[petsc-dev] Question About Petsc ILU
Mark F. Adams
mark.adams at columbia.edu
Thu Dec 29 13:18:15 CST 2011
On Dec 29, 2011, at 12:45 PM, Dave Nystrom wrote:
> Jed Brown writes:
>> On Thu, Dec 29, 2011 at 11:01, Dave Nystrom <dnystrom1 at comcast.net> wrote:
>>
>>> I have recently added the capability to have a separate preconditioning
>>> matrix in the petsc interface for the code I am working with. I have two
>>> types of preconditioning matrices that I have questions about. One is
>>> tridiagonal and the other is 7 diagonals. In both cases, the the diagonals
>>> are all lexically adjacent. Or phrased differently, the tridiagonal matrix
>>> has a bandwidth of 3 and the 7 diagonal matrix has a bandwidth of 7 and so
>>> they are compact or dense band systems.
>>>
>>> I was wondering what petsc ilu will do for preconditioning matrices like
>>> these. Will it produce an exact lu factorization or a nearly exact
>>> factorization?
>>
>> Yes
>>
>>> I'm interested in the answer to this question because I am thinking I
>>> might be able to run this preconditioner on the gpu using the txpetscgpu
>>> package.
>>
>> Likely pointless because this solve is probably not a big part of run-time.
>> The bigger concern is the convergence rate that you lose by using this
>> approximation. Matt and I mentioned this the last time you brought it up,
>> but I recommend getting familiar with the literature. Then, get the math
>> straight before looking for ways to transform into problems that you can
>> run fast on a GPU or whatever. If you just optimize kernels, you're likely
>> to optimize something that takes a small part of run-time and isn't really
>> helping you anyway.
>
> So the application code is one that I am not the primary author on and it is
> a 2d resistive MHD with extensions code for magnetized fusion problems.
> Magnetized fusion problems tend to be highly anisotropic with qualitatively
> different physics parallel and perpendicular to the magnetic field. The code
> has 3 approaches to solving the linear systems. One is a suite of native cg
> solvers that use a cholesky solver for the inner band of the matrix as the
> preconditioner. As noted, this preconditioner ignores the coupling to the
> second coordinate. However, this preconditioner produces the lowest
> iteration count of the various preconditioner approaches that I have tried.
>
This sounds like it is and SPD matrix. I would think GAMG would be OK. If you can set -pc_gamg_verbose -ksp_monitor' and send me the output I can see of anything jumps out.

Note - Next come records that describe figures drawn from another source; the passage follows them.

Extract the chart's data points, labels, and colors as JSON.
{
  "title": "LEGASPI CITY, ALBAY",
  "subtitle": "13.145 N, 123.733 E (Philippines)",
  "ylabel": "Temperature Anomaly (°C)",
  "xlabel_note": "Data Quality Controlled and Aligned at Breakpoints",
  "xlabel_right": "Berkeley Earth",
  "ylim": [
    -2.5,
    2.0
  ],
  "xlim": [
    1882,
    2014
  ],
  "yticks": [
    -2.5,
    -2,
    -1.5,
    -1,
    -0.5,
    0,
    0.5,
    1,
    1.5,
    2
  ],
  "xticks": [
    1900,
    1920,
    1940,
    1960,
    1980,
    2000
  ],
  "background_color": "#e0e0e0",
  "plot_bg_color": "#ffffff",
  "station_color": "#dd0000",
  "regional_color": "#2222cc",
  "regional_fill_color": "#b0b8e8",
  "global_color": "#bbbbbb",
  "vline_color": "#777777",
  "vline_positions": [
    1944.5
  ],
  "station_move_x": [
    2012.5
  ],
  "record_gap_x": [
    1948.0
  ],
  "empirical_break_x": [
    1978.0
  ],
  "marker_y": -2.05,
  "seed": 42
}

> The second solver approach is use of the agmg package which works well on all
> of the linear solves except for the Hall matrix. For the Hall matrix, agmg
> fails to produce a solution.
>
Are you using CG and Cholesky for the Hall matrix? If so it is probably a div(alpha(x)grad(u)).
Mark
> The third approach is an interface to petsc that I have added in the last few
> months. So far, I have been able to get really good results with petsc on
> all of the linear systems except for the Hall matrix. In general, the
> fastest solution on these other linear systems has been petsc using jacobi
> preconditioning running on the gpu. However, I think I may be able to do
> even better on these other systems using petsc with the separate
> preconditioning matrix and using ilu plus txpetscgpu.
>
> But, having invested the time to interface to petsc, I am now trying to
> explore the vast set of options available to me to see what works best for my
> problems from the petsc toolbox. But solving the Hall matrix, especially for
> larger mesh sizes, still remains problematic. The lead author of this code
> is investigating the Hall matrix formulation to see if there are better ways
> to either formulate it or solve it and I am exploring what petsc has to offer
> for solving it. The matrix is very ill conditioned. The formulation is
> complicated enough that perhaps there is just a bug somewhere. But these
> sort of questions are being investigated by the main author of the code.
>
> Anyway, I have so far gotten good performance gains using the gpu with petsc
> but am totally open to and am trying to explore the whole petsc toolbox.